Yes certainly only within a single process architecture. I understand that SQLITE is usein g file locks to co-ordinate multiple process locks for unix is fcntl. (Fcntl is an ugly beast, imho sqlite would be better served managing locks internally).
I guess there are really two camps of uses for sqlite:
    Users that build based upon a multi process system.
    And embedded users who build a single process with multiple threading.
So is sqlite geared towards multiple process locking (current design says it is).

Why not enable it to also suppport multiple thread with a higher concurrency level by using page level locking (or row level for that matter).

Either way I think its a great piece of software. Thanks DRH.



Christian Smith  wrote: Ken uttered:



Would it be possible to implement a Page level locking system using sqlite?
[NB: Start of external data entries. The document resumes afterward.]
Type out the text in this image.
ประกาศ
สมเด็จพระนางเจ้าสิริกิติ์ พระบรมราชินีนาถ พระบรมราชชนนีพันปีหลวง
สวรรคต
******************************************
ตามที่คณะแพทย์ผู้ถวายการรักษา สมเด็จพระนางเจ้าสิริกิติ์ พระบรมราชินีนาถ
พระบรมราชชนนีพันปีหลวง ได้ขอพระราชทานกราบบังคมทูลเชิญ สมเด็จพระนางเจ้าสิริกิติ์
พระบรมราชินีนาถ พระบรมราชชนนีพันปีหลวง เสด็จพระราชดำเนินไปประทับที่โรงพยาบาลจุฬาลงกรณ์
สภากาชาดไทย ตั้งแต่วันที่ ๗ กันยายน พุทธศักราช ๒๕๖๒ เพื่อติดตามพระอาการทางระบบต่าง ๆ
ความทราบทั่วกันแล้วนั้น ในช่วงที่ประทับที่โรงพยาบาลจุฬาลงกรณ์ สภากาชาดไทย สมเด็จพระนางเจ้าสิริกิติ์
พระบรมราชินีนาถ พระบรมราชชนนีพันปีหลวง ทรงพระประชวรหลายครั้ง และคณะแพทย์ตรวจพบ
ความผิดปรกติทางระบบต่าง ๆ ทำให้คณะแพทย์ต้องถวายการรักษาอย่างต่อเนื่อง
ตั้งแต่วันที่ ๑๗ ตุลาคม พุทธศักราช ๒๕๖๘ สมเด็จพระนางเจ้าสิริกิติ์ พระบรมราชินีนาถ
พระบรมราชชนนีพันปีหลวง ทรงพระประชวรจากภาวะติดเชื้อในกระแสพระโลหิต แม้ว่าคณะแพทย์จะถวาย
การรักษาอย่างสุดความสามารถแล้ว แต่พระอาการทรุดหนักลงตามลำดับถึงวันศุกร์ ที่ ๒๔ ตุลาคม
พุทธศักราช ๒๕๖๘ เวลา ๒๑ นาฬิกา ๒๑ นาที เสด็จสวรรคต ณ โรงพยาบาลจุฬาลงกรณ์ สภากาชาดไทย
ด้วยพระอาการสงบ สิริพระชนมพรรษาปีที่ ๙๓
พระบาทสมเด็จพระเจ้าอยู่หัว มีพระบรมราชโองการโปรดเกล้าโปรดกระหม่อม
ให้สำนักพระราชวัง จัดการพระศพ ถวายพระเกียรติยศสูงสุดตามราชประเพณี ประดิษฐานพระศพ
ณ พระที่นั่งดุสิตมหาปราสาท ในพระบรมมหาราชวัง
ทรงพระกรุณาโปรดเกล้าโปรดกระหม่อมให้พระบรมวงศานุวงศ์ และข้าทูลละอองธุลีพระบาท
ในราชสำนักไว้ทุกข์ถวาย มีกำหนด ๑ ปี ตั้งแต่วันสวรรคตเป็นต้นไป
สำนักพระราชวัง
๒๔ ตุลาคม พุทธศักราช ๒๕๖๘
Deadlock detection/recovery and/or prevention is much more complex for page level locking. As there is no shared data between SQLite clients other than the database file itself, tracking locks in other clients is impossible beyond the OS level locking.

A single process with multiple threads could feasibly track page level locking, but it would be intra-process only, and would complicate the locking significantly for relatively little benefit.

Note that a writer can already operate concurrently with readers until it fills it's cache, and only has to have exclusive use of the database when synching it's cache on spill or commit.



I seem to recall a commercial product Ingress that utilized a page level locking scheme that would escalte to a table level lock when over a certain % of a tables pages were locked.



If you want multiple concurrent writers, use PostgreSQL instead. It uses MVCC to avoid even row level locks. And it has an embeddded SQL pre-processor to boot.




This obviously would be very beneficial for those of us who are implementing threaded applications using sqlite. The shared cache concept would need to be extended so that a global context for the shared cache would be maintained, allowing each individual thread that connects (sqlite3_open) to utilize the shared cache for that DB.

The benefit would be to move the Locking from the DB level down to the page level. Keep a list of the before image pages in memory so that readers are not blocked by the writers (lock holders) of the pages.

When the writer txn completes, Mark it txn as completed in the journal.

I think it would be beneficial to visit the journal design as well for this. Mainly don't open/close journals, since a journal is always part of the DB pre-build the journal and allow multiple threads of writers into the journal. This should also help with some of the areas inside the pager/journal code where a random checksum is used to validate the journal upon crash recovery.

Just some ideas to improve concurrency that I had and wanted to jot down.



The current journal implementation is simple and fast. Using a single rollback journal, rather than a redo-undo journal minimizes the amount of data that has to be written, and the moves the needs for asynchronous commits that would be required for any other journal design. Consider the alternatives for a minute:

- Current journal design:
  Pros: simple, fast for single writer big transactions.
  Cons: Single writer only. Writer block readers. D in ACID requires
        multiple file syncs.

- Write Ahead Redo-Undo log:
  Pros: Potentially multiple writers, ACID with single file sync.
  Cons: Difficult to coordinate between multiple processes. Requires
        async process to write log entries to database file.

- Write Ahead Redo log:
  Pros: Simpler than Redo-Undo log. ACID with single file sync.
  Cons: No better write concurrency than current journal. Still requires
        async process to write log entries to database file.



DRH, just reviewd the tokenize.c and pager.c, I concurr that Yacc/bison have the token passing incorrect. Your implementation of tokenize is very interesting, what an excelent technique to embedd the tokens using overlapping strings.

Can you send me an email address, I have some code that you might find intersting to utilze in the pager.c for the checksums.



Just post it to the list. Perhaps use the ticket tracker and attach your patch(es) to a ticket.